Test 1: Win8.1, AMD Radeon HD 7750
Test 2: Win7, Intel HD Graphics 2000
Doesn't work on both 2.67 and 2.69
Mirror "threshold" parameter doesn't affect the rendered result. Expected changes in the amount of noise in the reflection.
Here's the result I'm getting regardless of the value of that parameter: http://imgur.com/a/5MdAh
--- Steps for others to reproduce the error (preferably based on attached .blend file) ---
Render the scene with different threshold values.
Description
Event Timeline
cannot confirm this on Linux (see attached screenshot showing treshold 1.0 and 0.0 - also rendertimes are as expected [longer for 0.0 threshold])
This is most strange. I cannot seem to be able to reproduce the bug anymore. Or was the change too small to notice at first? Anyway, it appears that I might have mistaken having too much noise in the picture with the described behavior. If so, sorry about that.
Though I'd like to understand more about that noise.
One would expect that with more than 256 samples and 0% threshold the noise would be (almost) completely invisible. But even with 1024 samples, that does not appear to be the case. Judging by the amount of different colors visible in the rendering (when antialiasing is turned off, of course), I would say that there are a lot less samples actually used... I'd expect each additional sample to double the amount of unique colors generated for the reflection of a single-color object, but with 16 samples, I counted 5 unique colors.
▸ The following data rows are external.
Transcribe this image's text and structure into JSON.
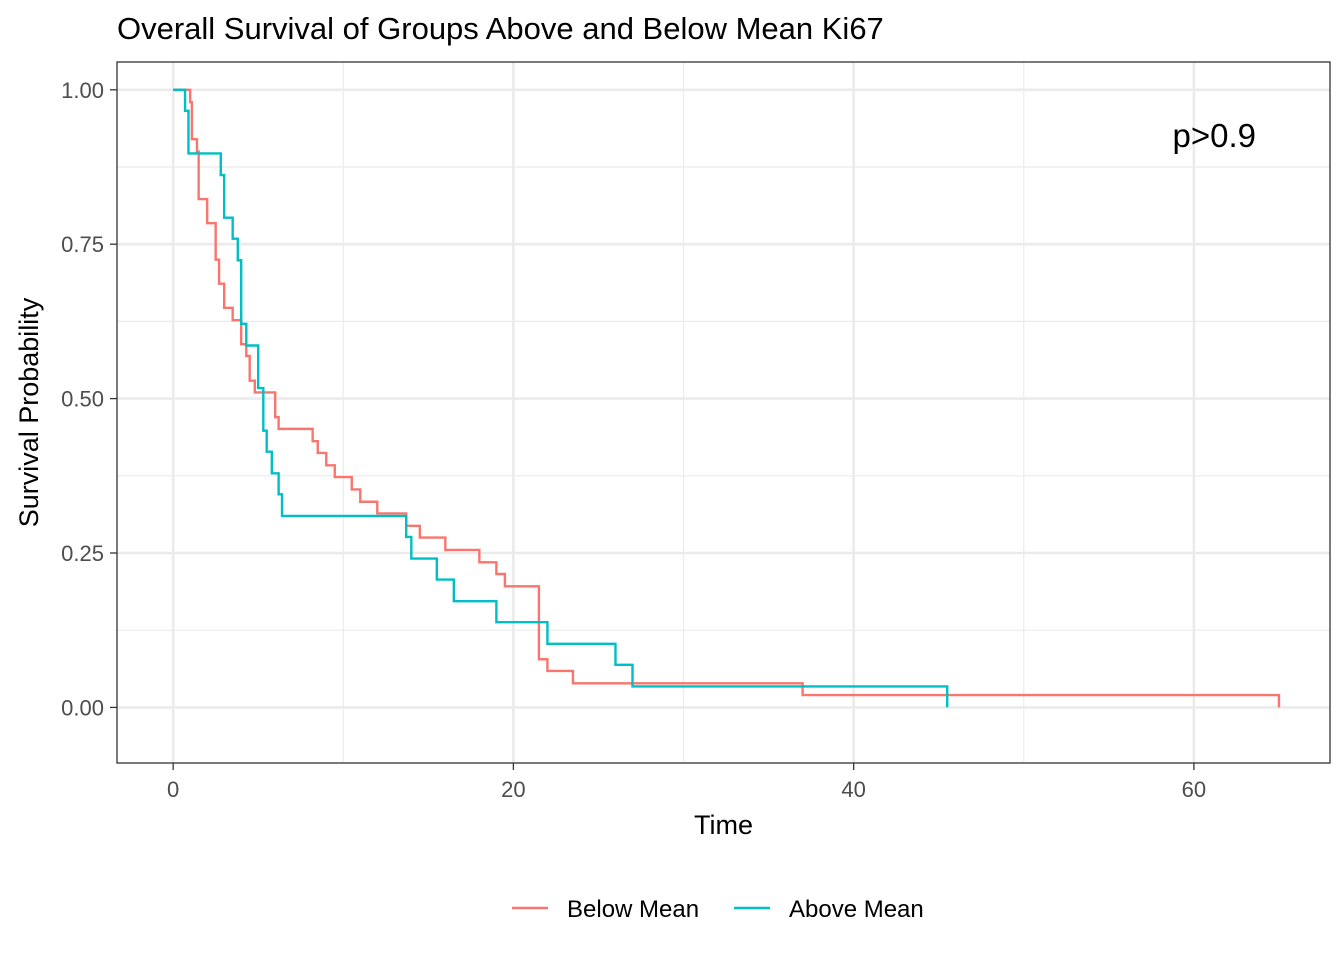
{
  "chart_data": {
    "type": "line",
    "title": "Overall Survival of Groups Above and Below Mean Ki67",
    "xlabel": "Time",
    "ylabel": "Survival Probability",
    "xlim": [
      -3.3,
      68
    ],
    "ylim": [
      -0.09,
      1.045
    ],
    "xticks": [
      0,
      20,
      40,
      60
    ],
    "xtick_labels": [
      "0",
      "20",
      "40",
      "60"
    ],
    "yticks": [
      0,
      0.25,
      0.5,
      0.75,
      1.0
    ],
    "ytick_labels": [
      "0.00",
      "0.25",
      "0.50",
      "0.75",
      "1.00"
    ],
    "grid": true,
    "legend_position": "bottom",
    "annotation": "p>0.9",
    "series": [
      {
        "name": "Below Mean",
        "color": "#F8766D",
        "step": true,
        "x": [
          0,
          1.0,
          1.1,
          1.4,
          1.5,
          2.0,
          2.5,
          2.7,
          3.0,
          3.5,
          4.0,
          4.3,
          4.5,
          4.8,
          5.3,
          6.0,
          6.2,
          8.2,
          8.5,
          9.0,
          9.5,
          10.0,
          10.5,
          11.0,
          12.0,
          13.7,
          14.5,
          16.0,
          18.0,
          19.0,
          19.5,
          21.5,
          22.0,
          23.5,
          37.0,
          65.0
        ],
        "y": [
          1.0,
          0.98,
          0.92,
          0.9,
          0.823,
          0.784,
          0.725,
          0.686,
          0.647,
          0.627,
          0.588,
          0.569,
          0.529,
          0.51,
          0.51,
          0.47,
          0.451,
          0.431,
          0.412,
          0.392,
          0.373,
          0.373,
          0.353,
          0.333,
          0.314,
          0.294,
          0.275,
          0.255,
          0.235,
          0.216,
          0.196,
          0.078,
          0.059,
          0.039,
          0.02,
          0.0
        ]
      },
      {
        "name": "Above Mean",
        "color": "#00BFC4",
        "step": true,
        "x": [
          0,
          0.7,
          0.9,
          1.0,
          2.8,
          3.0,
          3.5,
          3.8,
          4.0,
          4.3,
          5.0,
          5.3,
          5.5,
          5.8,
          6.2,
          6.4,
          13.7,
          14.0,
          15.5,
          16.5,
          19.0,
          19.5,
          22.0,
          26.0,
          27.0,
          45.5
        ],
        "y": [
          1.0,
          0.966,
          0.897,
          0.897,
          0.862,
          0.793,
          0.759,
          0.724,
          0.621,
          0.586,
          0.517,
          0.448,
          0.414,
          0.379,
          0.345,
          0.31,
          0.276,
          0.241,
          0.207,
          0.172,
          0.138,
          0.138,
          0.103,
          0.069,
          0.034,
          0.0
        ]
      }
    ]
  }
}
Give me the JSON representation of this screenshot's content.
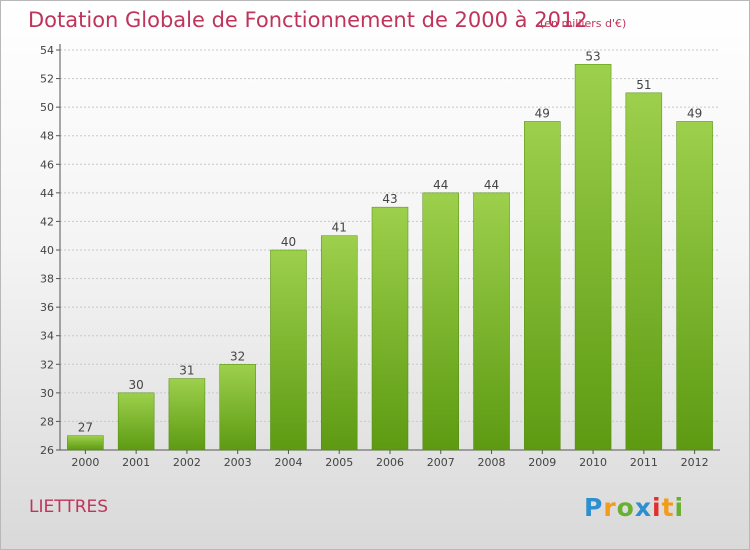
{
  "header": {
    "title": "Dotation Globale de Fonctionnement de 2000 à 2012",
    "subtitle": "(en milliers d'€)"
  },
  "footer": {
    "commune": "LIETTRES",
    "logo_text": "Proxiti"
  },
  "colors": {
    "bar_light": "#9dd04c",
    "bar_dark": "#5d9a12",
    "title": "#c0335b"
  },
  "chart_data": {
    "type": "bar",
    "categories": [
      "2000",
      "2001",
      "2002",
      "2003",
      "2004",
      "2005",
      "2006",
      "2007",
      "2008",
      "2009",
      "2010",
      "2011",
      "2012"
    ],
    "values": [
      27,
      30,
      31,
      32,
      40,
      41,
      43,
      44,
      44,
      49,
      53,
      51,
      49
    ],
    "ylim": [
      26,
      54
    ],
    "yticks": [
      26,
      28,
      30,
      32,
      34,
      36,
      38,
      40,
      42,
      44,
      46,
      48,
      50,
      52,
      54
    ],
    "grid": true
  }
}
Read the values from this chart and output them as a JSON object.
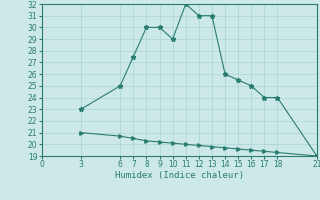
{
  "xlabel": "Humidex (Indice chaleur)",
  "ylabel": "",
  "bg_color": "#cce8e8",
  "line_color": "#2a7d6e",
  "line1_x": [
    3,
    6,
    7,
    8,
    9,
    10,
    11,
    12,
    13,
    14,
    15,
    16,
    17,
    18,
    21
  ],
  "line1_y": [
    23,
    25,
    27.5,
    30,
    30,
    29,
    32,
    31,
    31,
    26,
    25.5,
    25,
    24,
    24,
    19
  ],
  "line2_x": [
    3,
    6,
    7,
    8,
    9,
    10,
    11,
    12,
    13,
    14,
    15,
    16,
    17,
    18,
    21
  ],
  "line2_y": [
    21,
    20.7,
    20.5,
    20.3,
    20.2,
    20.1,
    20.0,
    19.9,
    19.8,
    19.7,
    19.6,
    19.5,
    19.4,
    19.3,
    19
  ],
  "xlim": [
    0,
    21
  ],
  "ylim": [
    19,
    32
  ],
  "xticks": [
    0,
    3,
    6,
    7,
    8,
    9,
    10,
    11,
    12,
    13,
    14,
    15,
    16,
    17,
    18,
    21
  ],
  "yticks": [
    19,
    20,
    21,
    22,
    23,
    24,
    25,
    26,
    27,
    28,
    29,
    30,
    31,
    32
  ],
  "grid_color": "#aad4d4",
  "tick_fontsize": 5.5,
  "xlabel_fontsize": 6.5,
  "linewidth": 0.8,
  "markersize1": 3.5,
  "markersize2": 2.5
}
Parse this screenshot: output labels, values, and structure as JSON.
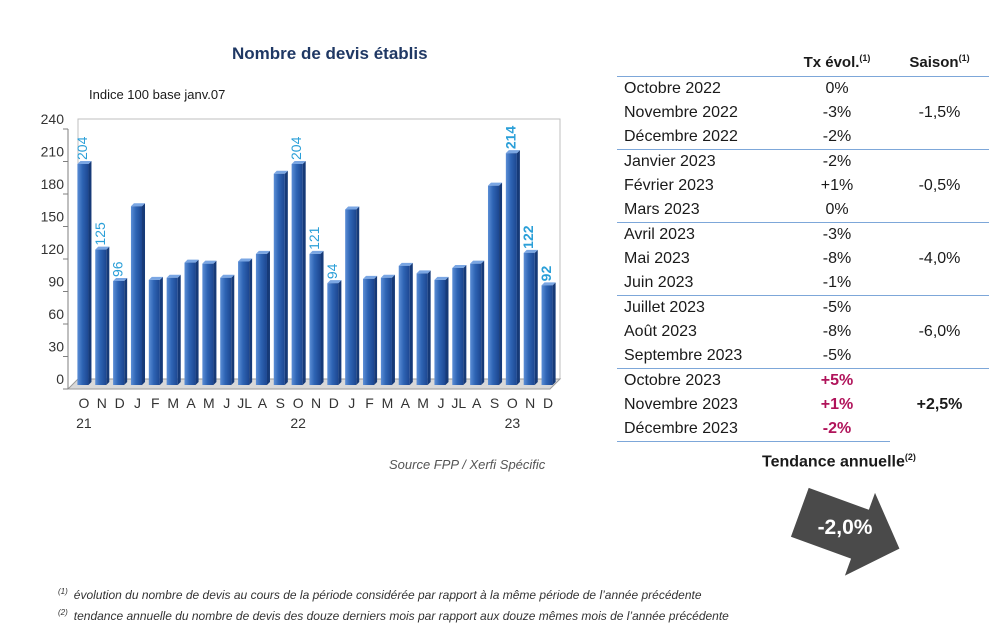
{
  "chart_data": {
    "type": "bar",
    "title": "Nombre de devis établis",
    "subtitle": "Indice 100 base janv.07",
    "source": "Source FPP / Xerfi Spécific",
    "ylim": [
      0,
      240
    ],
    "yticks": [
      0,
      30,
      60,
      90,
      120,
      150,
      180,
      210,
      240
    ],
    "categories": [
      "O",
      "N",
      "D",
      "J",
      "F",
      "M",
      "A",
      "M",
      "J",
      "JL",
      "A",
      "S",
      "O",
      "N",
      "D",
      "J",
      "F",
      "M",
      "A",
      "M",
      "J",
      "JL",
      "A",
      "S",
      "O",
      "N",
      "D"
    ],
    "year_labels": [
      {
        "index": 0,
        "label": "21"
      },
      {
        "index": 12,
        "label": "22"
      },
      {
        "index": 24,
        "label": "23"
      }
    ],
    "values": [
      204,
      125,
      96,
      165,
      97,
      99,
      113,
      112,
      99,
      114,
      121,
      195,
      204,
      121,
      94,
      162,
      98,
      99,
      110,
      103,
      97,
      108,
      112,
      184,
      214,
      122,
      92
    ],
    "data_labels": [
      {
        "index": 0,
        "text": "204",
        "bold": false
      },
      {
        "index": 1,
        "text": "125",
        "bold": false
      },
      {
        "index": 2,
        "text": "96",
        "bold": false
      },
      {
        "index": 12,
        "text": "204",
        "bold": false
      },
      {
        "index": 13,
        "text": "121",
        "bold": false
      },
      {
        "index": 14,
        "text": "94",
        "bold": false
      },
      {
        "index": 24,
        "text": "214",
        "bold": true
      },
      {
        "index": 25,
        "text": "122",
        "bold": true
      },
      {
        "index": 26,
        "text": "92",
        "bold": true
      }
    ],
    "bar_color": "#2e64b4",
    "label_color": "#2a9fd8"
  },
  "table": {
    "header_tx": "Tx évol.",
    "header_saison": "Saison",
    "sup1": "(1)",
    "groups": [
      {
        "season": "-1,5%",
        "rows": [
          {
            "month": "Octobre 2022",
            "tx": "0%"
          },
          {
            "month": "Novembre 2022",
            "tx": "-3%"
          },
          {
            "month": "Décembre 2022",
            "tx": "-2%"
          }
        ]
      },
      {
        "season": "-0,5%",
        "rows": [
          {
            "month": "Janvier 2023",
            "tx": "-2%"
          },
          {
            "month": "Février 2023",
            "tx": "+1%"
          },
          {
            "month": "Mars 2023",
            "tx": "0%"
          }
        ]
      },
      {
        "season": "-4,0%",
        "rows": [
          {
            "month": "Avril 2023",
            "tx": "-3%"
          },
          {
            "month": "Mai 2023",
            "tx": "-8%"
          },
          {
            "month": "Juin 2023",
            "tx": "-1%"
          }
        ]
      },
      {
        "season": "-6,0%",
        "rows": [
          {
            "month": "Juillet 2023",
            "tx": "-5%"
          },
          {
            "month": "Août 2023",
            "tx": "-8%"
          },
          {
            "month": "Septembre 2023",
            "tx": "-5%"
          }
        ]
      },
      {
        "season": "+2,5%",
        "highlight": true,
        "rows": [
          {
            "month": "Octobre 2023",
            "tx": "+5%"
          },
          {
            "month": "Novembre 2023",
            "tx": "+1%"
          },
          {
            "month": "Décembre 2023",
            "tx": "-2%"
          }
        ]
      }
    ]
  },
  "trend": {
    "title": "Tendance annuelle",
    "sup": "(2)",
    "value": "-2,0%"
  },
  "footnotes": [
    {
      "mark": "(1)",
      "text": "évolution du nombre de devis au cours de la période considérée par rapport à la même période de l’année précédente"
    },
    {
      "mark": "(2)",
      "text": "tendance annuelle du nombre de devis des douze derniers mois par rapport aux douze mêmes mois de l’année précédente"
    }
  ]
}
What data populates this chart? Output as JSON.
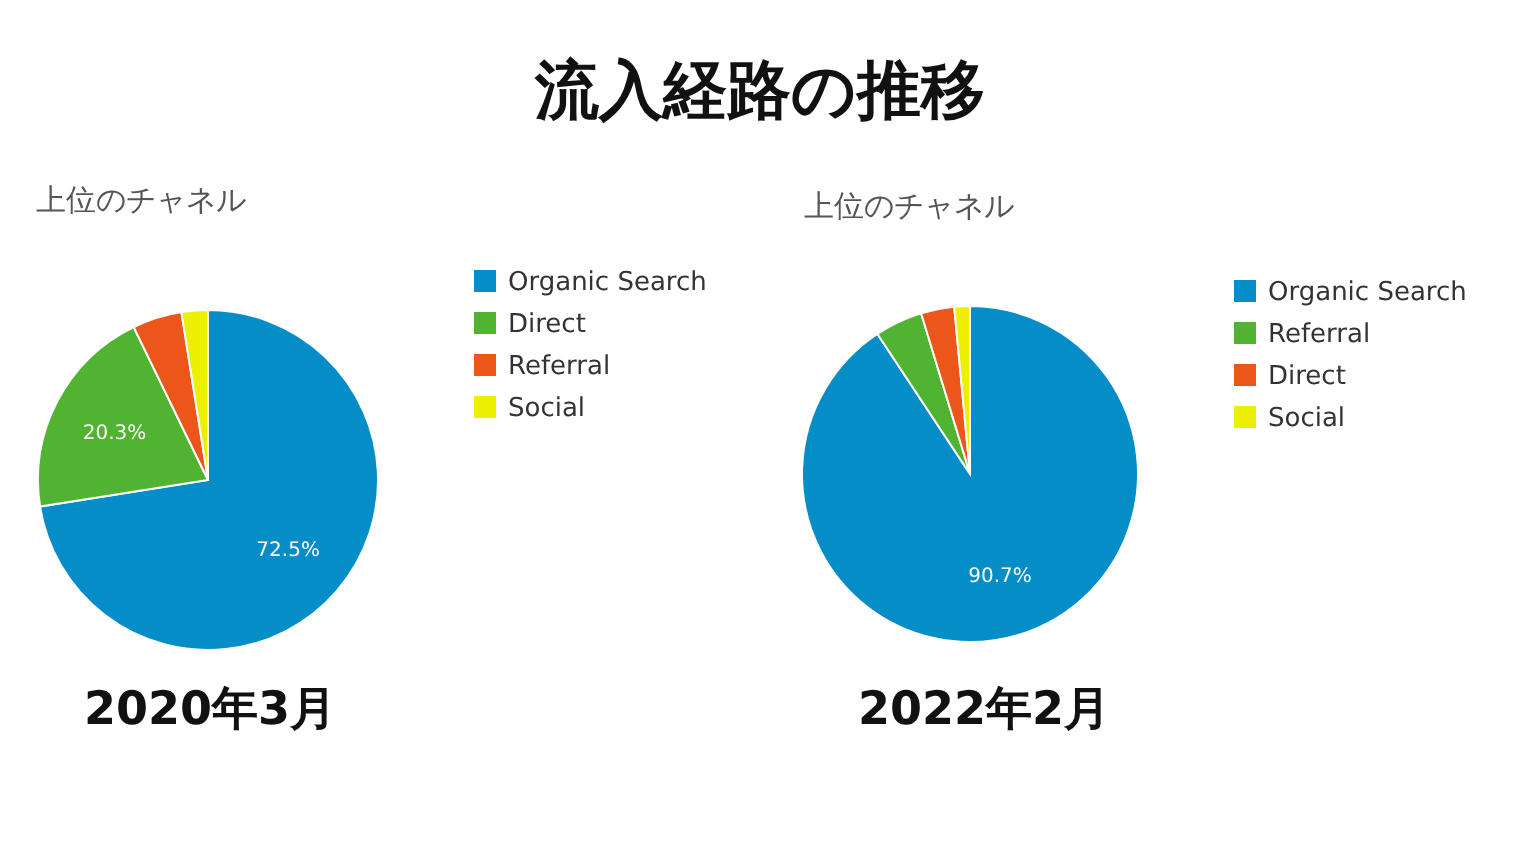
{
  "chart_data": [
    {
      "type": "other",
      "title": "流入経路の推移"
    },
    {
      "type": "pie",
      "title": "上位のチャネル",
      "xlabel": "2020年3月",
      "categories": [
        "Organic Search",
        "Direct",
        "Referral",
        "Social"
      ],
      "values": [
        72.5,
        20.3,
        4.7,
        2.5
      ],
      "colors": [
        "#058dc7",
        "#50b432",
        "#ed561b",
        "#edef00"
      ],
      "value_labels": [
        "72.5%",
        "20.3%",
        null,
        null
      ],
      "legend": "right"
    },
    {
      "type": "pie",
      "title": "上位のチャネル",
      "xlabel": "2022年2月",
      "categories": [
        "Organic Search",
        "Referral",
        "Direct",
        "Social"
      ],
      "values": [
        90.7,
        4.6,
        3.2,
        1.5
      ],
      "colors": [
        "#058dc7",
        "#50b432",
        "#ed561b",
        "#edef00"
      ],
      "value_labels": [
        "90.7%",
        null,
        null,
        null
      ],
      "legend": "right"
    }
  ]
}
Could perhaps that be worthy of an investigation?
I am not an expert here, but I still think there is nothing wrong.
If you take two samples, you get 3 possibilities:
(1) both samples hit the background (lets say "black" pixel)
(2) one sample hits the background, one the single-color object (lets say "grey" pixel)
(3) both samples hit the single-color object (lets say "white" pixel)
If you take three samples, you get 4 possibilities:
(1) all 3 black
(2) 2 black, one white ("dark grey")
(3) 1 black, two white ("light grey")
(4) all 3 white
If you take four samples, you get 5 possibilities:
(1) all 4 black
(2) 3 black, 1 white ("dark grey")
(3) 2 black, 2 white ("mid grey")
(3) 1 black, 3 white ("light grey")
(4) all 4 white
So first of all, I wouldnt expect the possible unique colors to double with each sample.
And second: these are _possibilities_. You are not guaranteed to get this grey-distribution. No Importance sampling in BI afaik. You could still only get pixels that (a) all samples hit the single-color object or (b) all samples hit the background. So you could still end up with only two "unique colors". This is dependent on the sampling pattern, where exactly the object lives in the pixel and so on.
But like I said, I havent looked into Blender Internal, so I wouldnt know the details, just thinking it might all be/work just as intended here...
Indeed, you're right about sampling / possibilities. My math was wrong there.
I tried to implement a basic raytracer yesterday and the results I got were similar. Also, considering the fact that the reflected material is extremely bright, that would considerably increase the visibility of the noise, which is probably why I didn't see noise-free images even with 1024 samples.
So I guess there's nothing wrong with the renderer, it's just that the combination of different weak spots of raytracing turned into a visual annoyance.